La nostra memoria odia infatti la monotonia e la ripetitività ed è alla ricerca di emozioni che la stuzzichino.
Ecco perché se pensi a degli episodi della tua vita quasi sicuramente ricorderai con facilità quelli che la tua memoria ha considerato insoliti od emotivamente pregnanti: ad es. la gaffe di un amico, un momento molto spaventoso o molto felice,la tua prima sbornia, la figuraccia che hai fatto con qualcuno ecc. ecc.
Ecco quindi che se applichiamo questa conoscenza nello studio, potrai ben capire che la ripetizione, la sottolineatura ad oltranza e i riassunti “copia e incolla” non attivano la nostra memoria nel modo giusto.
Sono infatti tutte azioni passive, monotone e ripetitive che non lasciano traccia immediata e duratura nella nostra memoria.
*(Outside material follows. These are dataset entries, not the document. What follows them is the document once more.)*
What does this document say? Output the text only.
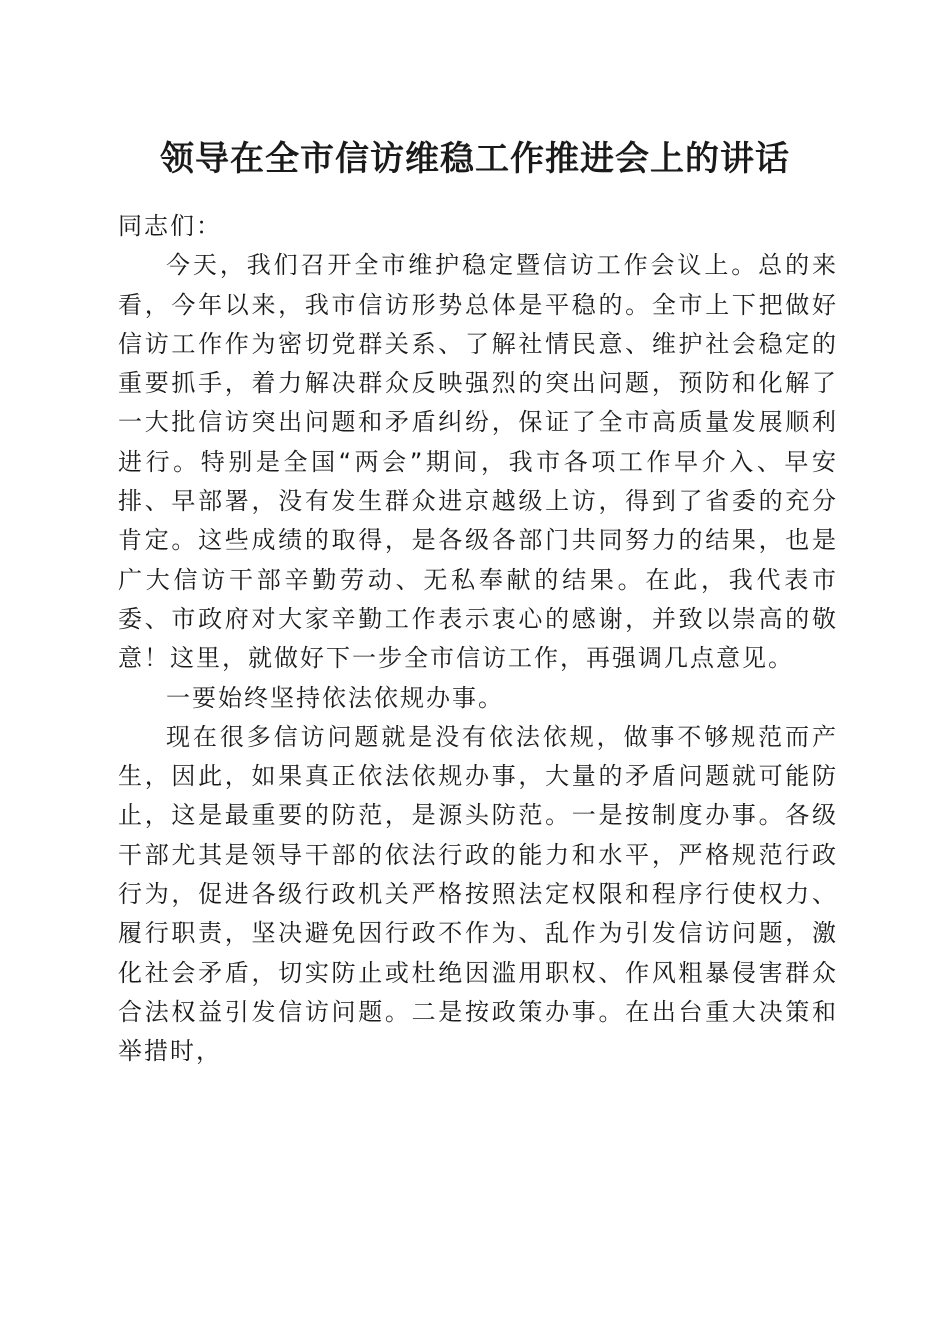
领导在全市信访维稳工作推进会上的讲话

同志们：

今天，我们召开全市维护稳定暨信访工作会议上。总的来看，今年以来，我市信访形势总体是平稳的。全市上下把做好信访工作作为密切党群关系、了解社情民意、维护社会稳定的重要抓手，着力解决群众反映强烈的突出问题，预防和化解了一大批信访突出问题和矛盾纠纷，保证了全市高质量发展顺利进行。特别是全国“两会”期间，我市各项工作早介入、早安排、早部署，没有发生群众进京越级上访，得到了省委的充分肯定。这些成绩的取得，是各级各部门共同努力的结果，也是广大信访干部辛勤劳动、无私奉献的结果。在此，我代表市委、市政府对大家辛勤工作表示衷心的感谢，并致以崇高的敬意！这里，就做好下一步全市信访工作，再强调几点意见。

一要始终坚持依法依规办事。

现在很多信访问题就是没有依法依规，做事不够规范而产生，因此，如果真正依法依规办事，大量的矛盾问题就可能防止，这是最重要的防范，是源头防范。一是按制度办事。各级干部尤其是领导干部的依法行政的能力和水平，严格规范行政行为，促进各级行政机关严格按照法定权限和程序行使权力、履行职责，坚决避免因行政不作为、乱作为引发信访问题，激化社会矛盾，切实防止或杜绝因滥用职权、作风粗暴侵害群众合法权益引发信访问题。二是按政策办事。在出台重大决策和举措时，
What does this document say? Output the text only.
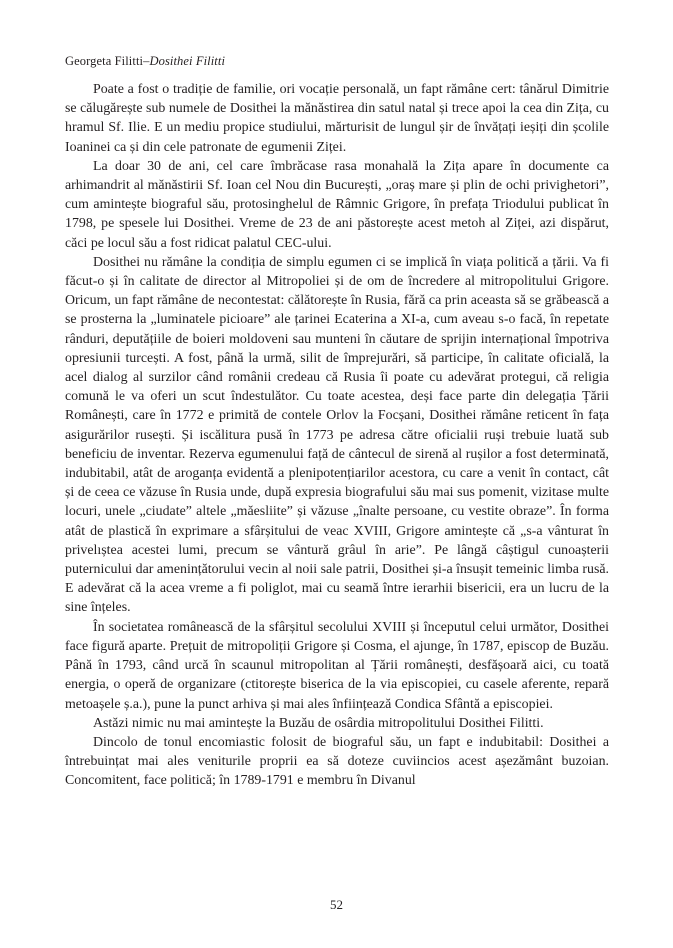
Georgeta Filitti–Dosithei Filitti

Poate a fost o tradiție de familie, ori vocație personală, un fapt rămâne cert: tânărul Dimitrie se călugărește sub numele de Dosithei la mănăstirea din satul natal și trece apoi la cea din Zița, cu hramul Sf. Ilie. E un mediu propice studiului, mărturisit de lungul șir de învățați ieșiți din școlile Ioaninei ca și din cele patronate de egumenii Ziței.

La doar 30 de ani, cel care îmbrăcase rasa monahală la Zița apare în documente ca arhimandrit al mănăstirii Sf. Ioan cel Nou din București, „oraș mare și plin de ochi privighetori”, cum amintește biograful său, protosinghelul de Râmnic Grigore, în prefața Triodului publicat în 1798, pe spesele lui Dosithei. Vreme de 23 de ani păstorește acest metoh al Ziței, azi dispărut, căci pe locul său a fost ridicat palatul CEC-ului.

Dosithei nu rămâne la condiția de simplu egumen ci se implică în viața politică a țării. Va fi făcut-o și în calitate de director al Mitropoliei și de om de încredere al mitropolitului Grigore. Oricum, un fapt rămâne de necontestat: călătorește în Rusia, fără ca prin aceasta să se grăbească a se prosterna la „luminatele picioare” ale țarinei Ecaterina a XI-a, cum aveau s-o facă, în repetate rânduri, deputățiile de boieri moldoveni sau munteni în căutare de sprijin internațional împotriva opresiunii turcești. A fost, până la urmă, silit de împrejurări, să participe, în calitate oficială, la acel dialog al surzilor când românii credeau că Rusia îi poate cu adevărat protegui, că religia comună le va oferi un scut îndestulător. Cu toate acestea, deși face parte din delegația Țării Românești, care în 1772 e primită de contele Orlov la Focșani, Dosithei rămâne reticent în fața asigurărilor rusești. Și iscălitura pusă în 1773 pe adresa către oficialii ruși trebuie luată sub beneficiu de inventar. Rezerva egumenului față de cântecul de sirenă al rușilor a fost determinată, indubitabil, atât de aroganța evidentă a plenipotențiarilor acestora, cu care a venit în contact, cât și de ceea ce văzuse în Rusia unde, după expresia biografului său mai sus pomenit, vizitase multe locuri, unele „ciudate” altele „măesliite” și văzuse „înalte persoane, cu vestite obraze”. În forma atât de plastică în exprimare a sfârșitului de veac XVIII, Grigore amintește că „s-a vânturat în privelıștea acestei lumi, precum se vântură grâul în arie”. Pe lângă câștigul cunoașterii puternicului dar amenințătorului vecin al noii sale patrii, Dosithei și-a însușit temeinic limba rusă. E adevărat că la acea vreme a fi poliglot, mai cu seamă între ierarhii bisericii, era un lucru de la sine înțeles.

În societatea românească de la sfârșitul secolului XVIII și începutul celui următor, Dosithei face figură aparte. Prețuit de mitropoliții Grigore și Cosma, el ajunge, în 1787, episcop de Buzău. Până în 1793, când urcă în scaunul mitropolitan al Țării românești, desfășoară aici, cu toată energia, o operă de organizare (ctitorește biserica de la via episcopiei, cu casele aferente, repară metoașele ș.a.), pune la punct arhiva și mai ales înființează Condica Sfântă a episcopiei.

Astăzi nimic nu mai amintește la Buzău de osârdia mitropolitului Dosithei Filitti.

Dincolo de tonul encomiastic folosit de biograful său, un fapt e indubitabil: Dosithei a întrebuințat mai ales veniturile proprii ea să doteze cuviincios acest așezământ buzoian. Concomitent, face politică; în 1789-1791 e membru în Divanul

52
Questo è il motivo per cui se come metodo di studio usi il classico “leggo-sottolineo-ripeto” ti capita di arrivare alla fine del capitolo e non ricordarti nulla di ciò che hai letto oppure ti capita che passati giorni non ricordi più nulla di ciò che hai studiato all’inizio oppure ti ricorderai ciò che hai studiato dopo aver ripetuto centinaia di volte, o per usare un’espressione comune dopo che avrai ripetuto “fino alla nausea”.